La valse des euros

Qui dit bal dit toute une offre de services assortis et de belles retombées économiques. En effet, pensons aux robes, aux smokings, aux locations de limousines, aux bouteilles de champagne, aux nuitées d'hôtel... En vérité, pendant Fasching, la ville de Vienne s'enrichit indirectement de 31,5 millions d'euros (44,5 millions $CAN).
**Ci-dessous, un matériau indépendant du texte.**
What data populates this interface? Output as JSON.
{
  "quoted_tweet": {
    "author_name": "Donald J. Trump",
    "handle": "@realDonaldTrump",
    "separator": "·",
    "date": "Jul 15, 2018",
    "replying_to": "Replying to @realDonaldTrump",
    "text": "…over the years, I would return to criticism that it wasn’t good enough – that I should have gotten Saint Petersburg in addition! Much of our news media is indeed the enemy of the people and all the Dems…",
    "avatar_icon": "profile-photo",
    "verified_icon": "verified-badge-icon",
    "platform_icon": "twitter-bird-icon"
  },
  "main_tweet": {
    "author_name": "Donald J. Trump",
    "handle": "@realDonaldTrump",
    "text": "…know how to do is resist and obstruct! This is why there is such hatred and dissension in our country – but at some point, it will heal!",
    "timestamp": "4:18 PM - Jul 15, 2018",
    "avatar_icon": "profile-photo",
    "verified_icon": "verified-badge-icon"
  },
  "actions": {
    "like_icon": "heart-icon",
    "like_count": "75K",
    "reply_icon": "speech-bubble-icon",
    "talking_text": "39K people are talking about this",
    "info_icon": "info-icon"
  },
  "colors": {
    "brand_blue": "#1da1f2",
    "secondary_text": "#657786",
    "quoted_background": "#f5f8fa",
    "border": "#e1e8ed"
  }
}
À lui seul, le bal de l'Opéra, qui attire quelque 5000 participants, dont la moitié provient de l'étranger, rapporte selon Division des industries du tourisme et des loisirs de la Chambre de commerce de Vienne:

- 750 000 euros à l'industrie hôtelière, les hôtels de quatre et cinq étoiles du centre-ville affichant complet;

- 160 000 euros aux restaurateurs et 70 000 euros aux salons de coiffure du centre-ville;

- 70 000 euros aux boutiques de location de tenues de soirée. (Celles-ci engrangent 140 000 euros pour toute la saison des bals);

- autour de trois millions d'euros en droits d'entrée à l'Opéra.

Exporter le bal viennois?

Montréal a son bal viennois organisé par la Société autrichienne depuis 47 ans. New York a le sien depuis 50 ans. Et depuis cette année, même Dubaï valse à la viennoise! Mais, au fait, ne faut-il pas des Viennois pour que le bal mérite son appellation? C'est ce que pense Harald Willenig, organisateur du bal Rudolfina Redoute: «Il y a des "bals viennois" partout dans le monde mais la vraie essence du bal viennois ne s'exporte pas. Vous savez, on ne peut seulement comparer les bals au sein même de l'Autriche puisqu'il faut des Viennois pour donner vie aux bals Viennois.» Selon le professeur de danse Thomas Schäfer-Elmayer, le bal viennois dépend entièrement des Viennois. «Ailleurs, dit-il, les gens s'assoient et regardent en espérant que quelque chose va se passer. Ici, les gens font partie de l'événement et ils sont responsables de son succès.»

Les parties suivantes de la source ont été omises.